Maybe you are running some sort of donation link where you say to your audience that if they like your stream, they should chip in and “keep the lights on.” That donation—whether you like it or not, and whether you accept it or not—is fully taxable.
The same goes with tips and, definitely, corporate sponsorships.
When It Comes to Twitch Taxes, Your Country Doesn't Matter
A lot of Twitch streamers think that if they physically live outside the United States, they can avoid paying taxes to the IRS. Absolutely wrong!
The truth is, according to the US Tax Code, if you live inside or outside the United States, and you draw income from the US, it doesn’t matter where you are geographically located. You have to pay your taxes because that counts as global income.
Even if you earn it from a completely foreign source, that is still fair game as far as Uncle Sam’s tax collection agency is concerned.
The State You Live in Can Impact Your Taxes
Depending on which US state you live in, you might have to pay a whole lot of tax or zero state income tax.
As of this writing, there are about seven US states where you pay zero income tax.
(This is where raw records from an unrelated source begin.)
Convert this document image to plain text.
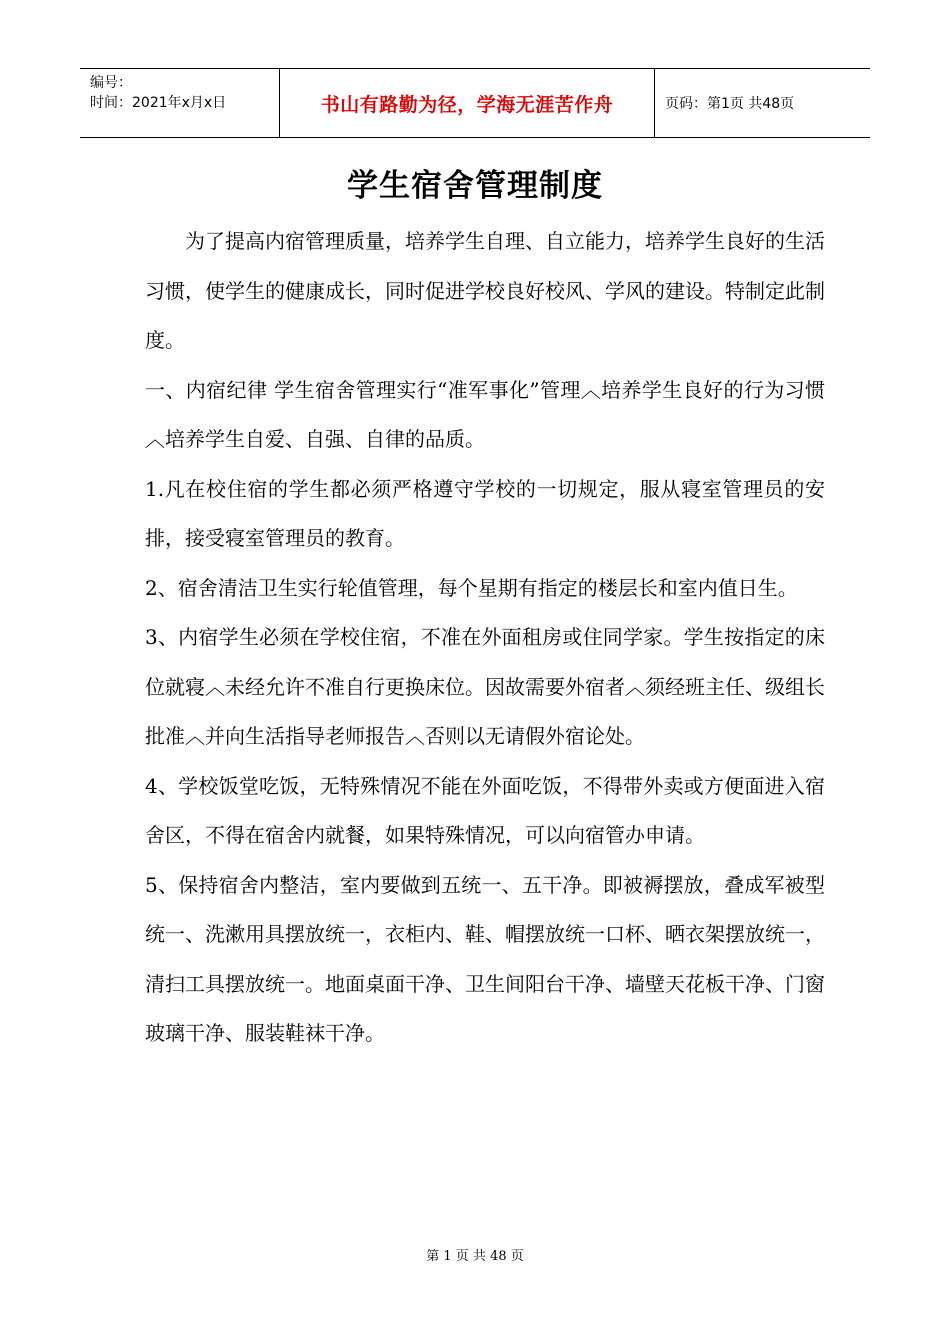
编号：
时间：2021年x月x日	书山有路勤为径，学海无涯苦作舟	页码：第1页 共48页
学生宿舍管理制度

为了提高内宿管理质量，培养学生自理、自立能力，培养学生良好的生活习惯，使学生的健康成长，同时促进学校良好校风、学风的建设。特制定此制度。

一、内宿纪律 学生宿舍管理实行“准军事化”管理︿培养学生良好的行为习惯︿培养学生自爱、自强、自律的品质。

1.凡在校住宿的学生都必须严格遵守学校的一切规定，服从寝室管理员的安排，接受寝室管理员的教育。

2、宿舍清洁卫生实行轮值管理，每个星期有指定的楼层长和室内值日生。

3、内宿学生必须在学校住宿，不准在外面租房或住同学家。学生按指定的床位就寝︿未经允许不准自行更换床位。因故需要外宿者︿须经班主任、级组长批准︿并向生活指导老师报告︿否则以无请假外宿论处。

4、学校饭堂吃饭，无特殊情况不能在外面吃饭，不得带外卖或方便面进入宿舍区，不得在宿舍内就餐，如果特殊情况，可以向宿管办申请。

5、保持宿舍内整洁，室内要做到五统一、五干净。即被褥摆放，叠成军被型统一、洗漱用具摆放统一，衣柜内、鞋、帽摆放统一口杯、晒衣架摆放统一，清扫工具摆放统一。地面桌面干净、卫生间阳台干净、墙壁天花板干净、门窗玻璃干净、服装鞋袜干净。

第 1 页 共 48 页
The more notable ones are Florida, Nevada, and Washington state. Check with your accountant to see if you live in a state where you can enjoy zero state income tax.
If you live in California, on the other hand, be prepared to pay a hefty fee in state taxes.
As always, if you need help tracking business expenses or even filing your tax return, it's definitely a good idea to consult a tax professional.
Pick Your Poison; There’s Probably a Market for It on Twitch
If you think you're more of a streamer, and you want to just show what's going on on your screen as you play video games, you probably will find an audience on Twitch.
Even if you already have a semi-successful or a full-blown popular YouTube channel, you can double your income by streaming that material on Twitch!
Why stick to just one audience? Twitch can open you up to millions of new eyeballs!
The good news is, if they can do it, you can do it too!